Error correcting 2D-3D cascaded network for myocardial infarct scar segmentation on late gadolinium enhancement cardiac magnetic resonance images

Late gadolinium enhancement (LGE) cardiac magnetic resonance (CMR) imaging is considered the in vivo reference standard for assessing infarct size (IS) and microvascular obstruction (MVO) in ST-elevation myocardial infarction (STEMI) patients. However, the exact quantification of those markers of myocardial infarct severity remains challenging and very time-consuming. As LGE distribution patterns can be quite complex and hard to delineate from the blood pool or epicardial fat, automatic segmentation of LGE CMR images is challenging.
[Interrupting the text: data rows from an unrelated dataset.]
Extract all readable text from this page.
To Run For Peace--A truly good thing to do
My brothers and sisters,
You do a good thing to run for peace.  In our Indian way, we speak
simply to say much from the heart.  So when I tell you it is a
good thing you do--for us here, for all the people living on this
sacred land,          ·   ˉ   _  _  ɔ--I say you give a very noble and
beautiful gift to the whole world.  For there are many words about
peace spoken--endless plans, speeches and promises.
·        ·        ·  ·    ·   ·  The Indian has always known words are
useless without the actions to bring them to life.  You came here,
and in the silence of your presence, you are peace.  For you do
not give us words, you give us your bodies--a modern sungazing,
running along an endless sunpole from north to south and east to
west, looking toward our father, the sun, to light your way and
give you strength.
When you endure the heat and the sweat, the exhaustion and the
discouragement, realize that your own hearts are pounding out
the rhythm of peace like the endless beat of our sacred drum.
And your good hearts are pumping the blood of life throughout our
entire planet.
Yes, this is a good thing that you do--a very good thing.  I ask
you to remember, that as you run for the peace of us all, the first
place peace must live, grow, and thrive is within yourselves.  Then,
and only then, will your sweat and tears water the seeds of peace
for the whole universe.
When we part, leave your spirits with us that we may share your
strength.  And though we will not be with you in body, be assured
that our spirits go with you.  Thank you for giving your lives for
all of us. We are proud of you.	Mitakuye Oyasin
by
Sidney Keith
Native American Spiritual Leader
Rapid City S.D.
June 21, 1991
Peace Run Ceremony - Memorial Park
In this work, we propose a cascaded framework of two-dimensional and three-dimensional convolutional neural networks (CNNs) which enables to calculate the extent of myocardial infarction in a fully automated way. By artificially generating segmentation errors which are characteristic for 2D CNNs during training of the cascaded framework we are enforcing the detection and correction of 2D segmentation errors and hence improve the segmentation accuracy of the entire method. The proposed method was trained and evaluated in a five-fold cross validation using the training dataset from the EMIDEC challenge. We perform comparative experiments where our framework outperforms state-of-the-art methods of the EMIDEC challenge, as well as 2D and 3D nnU-Net. Furthermore, in extensive ablation studies we show the advantages that come with the proposed error correcting cascaded method.